Langdeau a été encouragé par ses collègues à réagir avant que les choses ne dérapent, mais ce dernier a décidé de ne pas en faire de cas. Lorsqu'il a été identifié comme le «Gilbert Rozon de RDS», il est sorti de ses gonds.

«J'ai vécu pendant une semaine avec une boule en animant L'Antichambre, parce que je savais que des gens me regardaient et se disaient : c'est lui le prédateur sexuel. Et c'est la raison pour laquelle j'ai appelé Gary Daigneault pour lui demander de retirer les initiales et marquer le vrai nom, parce qu'il était en train de détruire ma crédibilité, mon intégrité, ma famille et ma vie», confie l'ancien animateur.

C'est après que Daigneault eut refusé de remettre le nom de Stéphane Leroux que les choses ont dérapé. «La conversation s'est un peu envenimée», confirme Langdeau. «Je l'ai menacé, oui. Et mercredi j'ai reçu la confirmation du palais de justice de Saint-Hyacinthe que ma plainte ne serait pas judiciarisée. Alors mon nom est blanchi. À partir de maintenant, je peux respirer un peu mieux.»

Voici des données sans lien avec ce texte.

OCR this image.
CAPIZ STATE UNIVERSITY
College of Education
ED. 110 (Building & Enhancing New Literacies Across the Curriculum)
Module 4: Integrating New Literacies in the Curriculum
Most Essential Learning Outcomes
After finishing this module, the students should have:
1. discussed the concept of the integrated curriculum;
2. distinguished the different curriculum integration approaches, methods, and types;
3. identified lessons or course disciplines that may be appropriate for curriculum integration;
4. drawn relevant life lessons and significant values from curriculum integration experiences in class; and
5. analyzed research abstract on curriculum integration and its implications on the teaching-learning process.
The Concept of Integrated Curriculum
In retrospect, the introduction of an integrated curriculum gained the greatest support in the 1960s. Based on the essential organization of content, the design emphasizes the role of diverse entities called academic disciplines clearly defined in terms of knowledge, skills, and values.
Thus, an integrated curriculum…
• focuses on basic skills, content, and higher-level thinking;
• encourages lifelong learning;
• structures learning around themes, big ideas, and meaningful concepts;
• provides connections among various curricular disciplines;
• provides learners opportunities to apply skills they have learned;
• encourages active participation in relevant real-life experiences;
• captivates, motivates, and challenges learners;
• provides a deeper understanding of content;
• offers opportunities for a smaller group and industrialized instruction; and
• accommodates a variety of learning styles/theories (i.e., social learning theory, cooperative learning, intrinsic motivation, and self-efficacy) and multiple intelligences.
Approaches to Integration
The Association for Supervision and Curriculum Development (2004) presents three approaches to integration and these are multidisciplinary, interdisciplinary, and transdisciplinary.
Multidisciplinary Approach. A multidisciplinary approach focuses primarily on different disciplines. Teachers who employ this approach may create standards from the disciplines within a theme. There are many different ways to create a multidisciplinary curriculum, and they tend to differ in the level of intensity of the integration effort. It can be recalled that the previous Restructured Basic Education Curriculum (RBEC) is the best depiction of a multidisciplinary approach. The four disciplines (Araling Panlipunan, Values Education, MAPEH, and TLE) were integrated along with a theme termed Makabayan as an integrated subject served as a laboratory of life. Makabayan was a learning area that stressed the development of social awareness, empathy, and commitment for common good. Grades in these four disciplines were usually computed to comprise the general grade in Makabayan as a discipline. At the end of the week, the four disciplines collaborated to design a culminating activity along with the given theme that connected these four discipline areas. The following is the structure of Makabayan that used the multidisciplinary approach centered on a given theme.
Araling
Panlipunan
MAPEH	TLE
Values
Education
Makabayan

On se bat pendant 30 ans pour établir notre crédibilité, notre intégrité, et deux lettres peuvent tout changer.Stéphane Langdeau

Stéphane Langdeau a également expliqué qu'il avait pris lui-même la décision de quitter les ondes. «Avec ma femme, on a élaboré, échafaudé, plein de scénarios. Dans aucun des scénarios je sortais gagnant. Je perdais tout le temps [...] Avec les réseaux sociaux, c'est clair qu'il y a quelqu'un qui va ramener ça un moment donné. J'aurai toujours une épée de Damoclès au-dessus de la tête.»

Il a également révélé que cette histoire l'avait beaucoup bouleversé, car une fille de son entourage avait été agressée sexuellement l'année dernière. «J'ai vu la douleur, l'incompréhension dans les yeux des parents quand une chose comme ça se produit.»

Questionné à savoir s'il regrettait de s'être emporté de la sorte, Langdeau a expliqué qu'il ne s'agissait, certes, pas du moment le plus glorieux de sa carrière, mais qu'il était «juste un être humain», revendiquant son droit de s'emporter quand on touche à sa personne et à son intégrité. «L'intégrité, la crédibilité, ça vaut bien de l'argent», a-t-il philosophé.

Quant à un éventuel retour sur les ondes de RDS (ou même de TVA Sports ou du 98,5 FM), il répond : «Si l'offre est là, pourquoi pas?» Ce dernier a enfin profité de sa présence sur le plateau de Guy A. Lepage pour s'indigner contre la diffamation et l'intimidation sur les réseaux sociaux et les conséquences graves et les gestes irréparables qu'elles peuvent engendrer.